If Breton-Pakozdi gets into a conservatory, he can expect to find a college experience different from that of most of his high school peers. As opposed to colleges which allow students to take multiple classes in group settings with separate teachers, the conservatory experience breeds a level of personal connection with a single teacher who leads most of the student’s classes. Therefore, a great consideration in choosing which conservatory schools to apply to is the specific teacher that leads a student’s intended instrument. Though a school might have an exceptional music program in general, another school with a better set of cello teachers might appeal more to Breton-Pakozdi.
Conservatory schools also have similarities with other schools in the way they structure their courses. Aside from required courses in instrumental proficiency, which make up a large part of the curriculum, conservatories share the concept of distribution requirements with many liberal arts universities. Like other colleges that require competency in math, philosophy and writing, conservatories require competency in many areas outside the recording studio, such as musical theory, ear training and keyboard proficiency.
“Distribution requirements in philosophy are to make you an educated human being, but the conservatory process is an attempt to make you an educated, well-rounded musician,” Breton-Pakozdi said.
Breton-Pakozdi hopes that many students will consider applying to conservatories, and so far he hasn’t been disappointed. Sitting in the music school application meeting on Senior College Night last month, he was surprised to see many people who were interested in music school that he had “no idea were serious.”
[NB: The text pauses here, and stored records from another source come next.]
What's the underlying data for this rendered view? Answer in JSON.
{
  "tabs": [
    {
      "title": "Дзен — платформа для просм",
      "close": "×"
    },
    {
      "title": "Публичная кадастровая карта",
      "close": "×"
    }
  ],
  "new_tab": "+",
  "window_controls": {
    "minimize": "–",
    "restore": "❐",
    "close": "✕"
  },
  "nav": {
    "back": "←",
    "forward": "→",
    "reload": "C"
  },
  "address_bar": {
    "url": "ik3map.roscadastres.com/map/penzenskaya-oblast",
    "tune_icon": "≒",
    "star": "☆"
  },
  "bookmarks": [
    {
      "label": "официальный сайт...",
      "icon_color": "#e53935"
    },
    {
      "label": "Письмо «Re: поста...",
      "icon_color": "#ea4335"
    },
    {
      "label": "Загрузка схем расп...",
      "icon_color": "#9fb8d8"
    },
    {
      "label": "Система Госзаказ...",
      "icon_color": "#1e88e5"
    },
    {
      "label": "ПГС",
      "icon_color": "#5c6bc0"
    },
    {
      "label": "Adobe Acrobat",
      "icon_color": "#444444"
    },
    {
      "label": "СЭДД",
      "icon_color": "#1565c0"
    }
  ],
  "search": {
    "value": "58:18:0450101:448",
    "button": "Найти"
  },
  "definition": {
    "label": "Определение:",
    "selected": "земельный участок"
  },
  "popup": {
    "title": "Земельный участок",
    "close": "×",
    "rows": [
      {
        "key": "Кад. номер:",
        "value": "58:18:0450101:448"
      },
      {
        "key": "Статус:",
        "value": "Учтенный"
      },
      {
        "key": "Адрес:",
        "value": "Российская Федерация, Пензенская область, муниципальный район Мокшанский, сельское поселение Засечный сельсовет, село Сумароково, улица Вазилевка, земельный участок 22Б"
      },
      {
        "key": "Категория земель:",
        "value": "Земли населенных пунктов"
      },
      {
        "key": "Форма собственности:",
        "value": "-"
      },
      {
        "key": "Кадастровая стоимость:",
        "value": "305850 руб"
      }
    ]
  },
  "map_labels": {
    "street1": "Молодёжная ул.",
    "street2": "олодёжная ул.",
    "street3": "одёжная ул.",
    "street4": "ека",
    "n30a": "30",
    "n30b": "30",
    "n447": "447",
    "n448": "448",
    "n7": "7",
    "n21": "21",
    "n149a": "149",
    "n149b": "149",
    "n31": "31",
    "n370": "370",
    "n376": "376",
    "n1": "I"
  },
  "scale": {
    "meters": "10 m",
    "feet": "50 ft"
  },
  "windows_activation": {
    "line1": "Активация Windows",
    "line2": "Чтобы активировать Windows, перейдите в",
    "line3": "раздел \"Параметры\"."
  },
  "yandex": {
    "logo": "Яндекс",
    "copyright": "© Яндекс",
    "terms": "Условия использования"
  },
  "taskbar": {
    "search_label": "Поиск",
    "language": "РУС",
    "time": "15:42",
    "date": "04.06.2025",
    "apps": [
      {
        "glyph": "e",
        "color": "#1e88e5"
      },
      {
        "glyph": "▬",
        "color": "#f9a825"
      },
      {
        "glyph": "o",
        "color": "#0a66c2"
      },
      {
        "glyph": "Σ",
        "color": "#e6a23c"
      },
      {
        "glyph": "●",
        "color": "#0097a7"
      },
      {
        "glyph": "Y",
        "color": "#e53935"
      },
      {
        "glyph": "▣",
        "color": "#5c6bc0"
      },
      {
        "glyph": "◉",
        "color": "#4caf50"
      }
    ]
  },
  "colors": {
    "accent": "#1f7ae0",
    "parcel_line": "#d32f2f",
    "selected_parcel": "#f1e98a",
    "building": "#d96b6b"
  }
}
However, the type of program Breton-Pakozdi is applying to is only right for a certain type of individual, because the joint focus of both academic and musical pursuits requires significant dedication, he said. Students who apply to these schools in the hopes of getting a bachelor’s of music, Breton-Pakozdi said, are better off just focusing on a pure conservatory. Likewise, casual players of an instrument who have simply stuck with their music from childhood probably should look elsewhere for the most fulfilling education.
“It becomes harder when you’re very passionate about something but haven’t given it as much consideration as other things,” Breton-Pakozdi said. “That’s when you have to sit on a rock and search your soul.”
As for his goals later on in life, Breton-Pakozdi isn’t sure yet of what he aspires to career-wise. Though he knows music will always be a part of his life, he would like to use his dual degree in a field unrelated to music to his advantage. At this point, he envisions himself as a composer, but he also will probably study economics in college as he has had a “long-term love-affair” with the subject.